Desde el mediodía y hasta las tres de la tarde hubo tinieblas sobre toda la tierra.
Cerca de las tres de la tarde, Jesús clamó a gran voz. Decía: «Elí, Elí, ¿lema sabactani?», es decir, «Dios mío, Dios mío, ¿por qué me has desamparado?»
Algunos de los que estaban allí, decían al oírlo: «Está llamando a Elías.»
Al instante, uno de ellos corrió y tomó una esponja, la empapó en vinagre y, poniéndola en una caña, le dio a beber.

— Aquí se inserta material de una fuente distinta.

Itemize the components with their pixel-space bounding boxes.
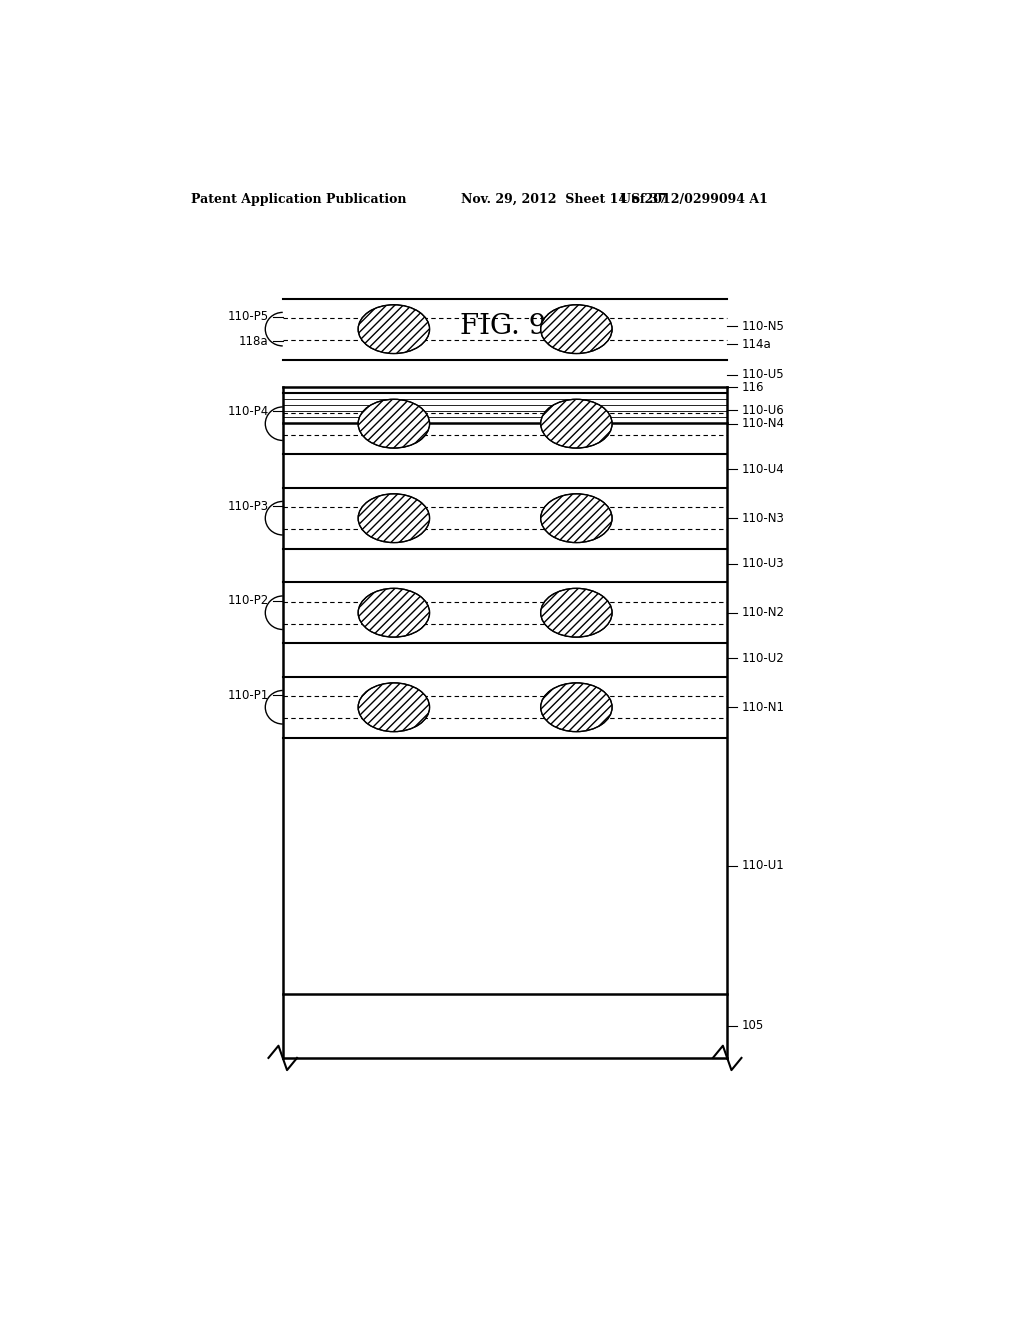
Text: 110-N3: 110-N3 bbox=[741, 512, 784, 525]
Text: 110-N2: 110-N2 bbox=[741, 606, 784, 619]
Text: FIG. 9I: FIG. 9I bbox=[461, 313, 557, 339]
Ellipse shape bbox=[541, 682, 612, 731]
Ellipse shape bbox=[358, 399, 430, 447]
Text: 110-P5: 110-P5 bbox=[227, 310, 268, 323]
Text: 114a: 114a bbox=[741, 338, 771, 351]
Text: 118a: 118a bbox=[239, 335, 268, 348]
Ellipse shape bbox=[358, 589, 430, 638]
Text: 110-N1: 110-N1 bbox=[741, 701, 784, 714]
Text: 110-P2: 110-P2 bbox=[227, 594, 268, 607]
Text: 110-N5: 110-N5 bbox=[741, 319, 784, 333]
Ellipse shape bbox=[358, 494, 430, 543]
Text: 110-P1: 110-P1 bbox=[227, 689, 268, 701]
Text: 110-U6: 110-U6 bbox=[741, 404, 784, 417]
Text: 110-U4: 110-U4 bbox=[741, 463, 784, 475]
Text: 105: 105 bbox=[741, 1019, 764, 1032]
Text: 110-P3: 110-P3 bbox=[227, 499, 268, 512]
Ellipse shape bbox=[541, 305, 612, 354]
Ellipse shape bbox=[541, 589, 612, 638]
Text: 116: 116 bbox=[741, 380, 764, 393]
Text: Patent Application Publication: Patent Application Publication bbox=[191, 193, 407, 206]
Text: 110-U3: 110-U3 bbox=[741, 557, 784, 570]
Ellipse shape bbox=[358, 305, 430, 354]
Ellipse shape bbox=[358, 682, 430, 731]
Text: US 2012/0299094 A1: US 2012/0299094 A1 bbox=[620, 193, 768, 206]
Text: 110-U5: 110-U5 bbox=[741, 368, 784, 381]
Text: 110-U1: 110-U1 bbox=[741, 859, 784, 873]
Text: Nov. 29, 2012  Sheet 14 of 37: Nov. 29, 2012 Sheet 14 of 37 bbox=[461, 193, 668, 206]
Ellipse shape bbox=[541, 494, 612, 543]
Ellipse shape bbox=[541, 399, 612, 447]
Text: 110-U2: 110-U2 bbox=[741, 652, 784, 665]
Text: 110-P4: 110-P4 bbox=[227, 405, 268, 418]
Text: 110-N4: 110-N4 bbox=[741, 417, 784, 430]
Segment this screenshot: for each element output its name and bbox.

Los otros decían: «Deja, veamos si Elías viene a librarlo.»
Pero Jesús, después de clamar nuevamente a gran voz, entregó el espíritu.
En ese momento el velo del templo se rasgó en dos, de arriba abajo; la tierra tembló, las rocas se partieron,
los sepulcros se abrieron, y muchos cuerpos de santos, que ya habían muerto, volvieron a vivir.

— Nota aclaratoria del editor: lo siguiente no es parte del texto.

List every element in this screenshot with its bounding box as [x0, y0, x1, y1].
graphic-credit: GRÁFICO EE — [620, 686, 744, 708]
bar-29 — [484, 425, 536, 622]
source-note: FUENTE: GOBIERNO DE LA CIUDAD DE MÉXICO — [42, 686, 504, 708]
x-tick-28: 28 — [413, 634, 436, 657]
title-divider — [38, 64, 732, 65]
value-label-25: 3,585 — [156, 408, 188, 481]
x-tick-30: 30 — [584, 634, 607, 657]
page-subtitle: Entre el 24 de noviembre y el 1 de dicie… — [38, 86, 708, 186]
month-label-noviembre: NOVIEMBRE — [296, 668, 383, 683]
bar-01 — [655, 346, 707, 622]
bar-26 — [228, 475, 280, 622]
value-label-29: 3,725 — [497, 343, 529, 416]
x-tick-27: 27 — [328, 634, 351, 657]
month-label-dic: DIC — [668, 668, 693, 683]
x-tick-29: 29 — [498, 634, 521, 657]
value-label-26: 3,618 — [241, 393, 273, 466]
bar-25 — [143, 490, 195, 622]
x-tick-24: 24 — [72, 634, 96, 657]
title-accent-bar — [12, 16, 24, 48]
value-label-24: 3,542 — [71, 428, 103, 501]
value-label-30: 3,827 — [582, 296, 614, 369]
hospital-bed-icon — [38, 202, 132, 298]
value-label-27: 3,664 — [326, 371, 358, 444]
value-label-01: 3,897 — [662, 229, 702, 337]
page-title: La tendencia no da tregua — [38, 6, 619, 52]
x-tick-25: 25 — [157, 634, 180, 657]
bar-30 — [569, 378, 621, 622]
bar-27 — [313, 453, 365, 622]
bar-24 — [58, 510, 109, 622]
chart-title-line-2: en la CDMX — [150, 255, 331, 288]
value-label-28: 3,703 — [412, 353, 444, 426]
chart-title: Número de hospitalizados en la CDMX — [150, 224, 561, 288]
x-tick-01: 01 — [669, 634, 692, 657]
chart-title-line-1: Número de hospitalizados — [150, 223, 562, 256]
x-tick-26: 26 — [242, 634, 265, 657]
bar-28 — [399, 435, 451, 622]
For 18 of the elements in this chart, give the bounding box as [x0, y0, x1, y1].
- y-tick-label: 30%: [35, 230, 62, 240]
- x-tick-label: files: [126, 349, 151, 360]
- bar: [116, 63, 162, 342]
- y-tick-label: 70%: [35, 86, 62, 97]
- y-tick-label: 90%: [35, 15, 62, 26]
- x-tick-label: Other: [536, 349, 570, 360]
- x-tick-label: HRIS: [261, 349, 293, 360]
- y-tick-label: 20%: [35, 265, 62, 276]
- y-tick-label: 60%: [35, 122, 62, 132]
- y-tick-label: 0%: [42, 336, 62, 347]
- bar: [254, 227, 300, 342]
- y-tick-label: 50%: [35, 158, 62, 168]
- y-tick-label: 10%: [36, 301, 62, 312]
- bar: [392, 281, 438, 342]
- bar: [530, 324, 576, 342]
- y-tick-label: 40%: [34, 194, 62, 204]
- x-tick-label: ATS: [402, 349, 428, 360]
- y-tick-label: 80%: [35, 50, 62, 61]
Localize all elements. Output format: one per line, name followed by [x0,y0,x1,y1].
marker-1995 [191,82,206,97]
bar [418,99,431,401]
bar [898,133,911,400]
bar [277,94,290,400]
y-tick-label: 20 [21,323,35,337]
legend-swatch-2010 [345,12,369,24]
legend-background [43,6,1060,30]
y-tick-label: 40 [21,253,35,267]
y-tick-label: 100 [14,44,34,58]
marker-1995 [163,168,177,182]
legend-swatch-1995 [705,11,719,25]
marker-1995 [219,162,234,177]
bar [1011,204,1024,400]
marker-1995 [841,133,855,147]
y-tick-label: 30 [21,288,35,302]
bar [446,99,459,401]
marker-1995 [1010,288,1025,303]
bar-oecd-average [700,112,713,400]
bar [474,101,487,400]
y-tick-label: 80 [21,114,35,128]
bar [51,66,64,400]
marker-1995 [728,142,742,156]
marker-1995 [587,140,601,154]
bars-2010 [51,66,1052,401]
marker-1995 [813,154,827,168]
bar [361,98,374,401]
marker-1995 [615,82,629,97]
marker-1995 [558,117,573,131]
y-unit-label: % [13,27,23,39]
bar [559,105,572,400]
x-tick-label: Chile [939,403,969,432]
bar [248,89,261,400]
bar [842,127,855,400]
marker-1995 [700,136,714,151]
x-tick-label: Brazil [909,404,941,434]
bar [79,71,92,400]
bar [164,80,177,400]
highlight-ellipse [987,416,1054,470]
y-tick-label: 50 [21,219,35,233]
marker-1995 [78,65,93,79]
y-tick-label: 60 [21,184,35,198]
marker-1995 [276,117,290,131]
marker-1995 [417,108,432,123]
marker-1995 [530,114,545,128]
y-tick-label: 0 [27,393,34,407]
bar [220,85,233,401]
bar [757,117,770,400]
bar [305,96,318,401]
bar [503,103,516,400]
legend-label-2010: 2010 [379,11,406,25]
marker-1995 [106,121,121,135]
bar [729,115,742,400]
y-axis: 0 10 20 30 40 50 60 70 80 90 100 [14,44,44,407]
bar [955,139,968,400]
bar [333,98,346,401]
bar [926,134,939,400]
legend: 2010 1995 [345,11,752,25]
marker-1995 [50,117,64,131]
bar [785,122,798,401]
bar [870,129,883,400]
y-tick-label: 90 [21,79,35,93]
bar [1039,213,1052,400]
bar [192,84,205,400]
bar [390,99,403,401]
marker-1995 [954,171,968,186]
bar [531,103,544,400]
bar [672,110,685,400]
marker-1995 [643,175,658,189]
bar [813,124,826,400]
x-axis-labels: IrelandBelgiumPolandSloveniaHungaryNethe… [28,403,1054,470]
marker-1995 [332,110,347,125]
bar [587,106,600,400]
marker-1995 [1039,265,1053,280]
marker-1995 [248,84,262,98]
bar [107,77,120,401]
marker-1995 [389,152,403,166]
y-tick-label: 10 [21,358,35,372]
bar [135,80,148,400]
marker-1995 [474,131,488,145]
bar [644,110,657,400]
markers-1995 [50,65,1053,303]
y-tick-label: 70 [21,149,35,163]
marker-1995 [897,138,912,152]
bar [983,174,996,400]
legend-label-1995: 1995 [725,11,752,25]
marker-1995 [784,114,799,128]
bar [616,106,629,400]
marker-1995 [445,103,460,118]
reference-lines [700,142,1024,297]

Después de la resurrección de Jesús, estos salieron de sus sepulcros y fueron a la santa ciudad, donde se aparecieron a muchos.
Al ver el terremoto y las cosas que habían sucedido, el centurión y los que estaban con él custodiando a Jesús se llenaron de miedo, y dijeron: «¡En verdad, este era Hijo de Dios!»
Muchas mujeres, que desde Galilea habían seguido a Jesús para servirlo, estaban allí mirando de lejos.
Entre ellas estaban María Magdalena, María la madre de Jacobo y de José, y la madre de los hijos de Zebedeo.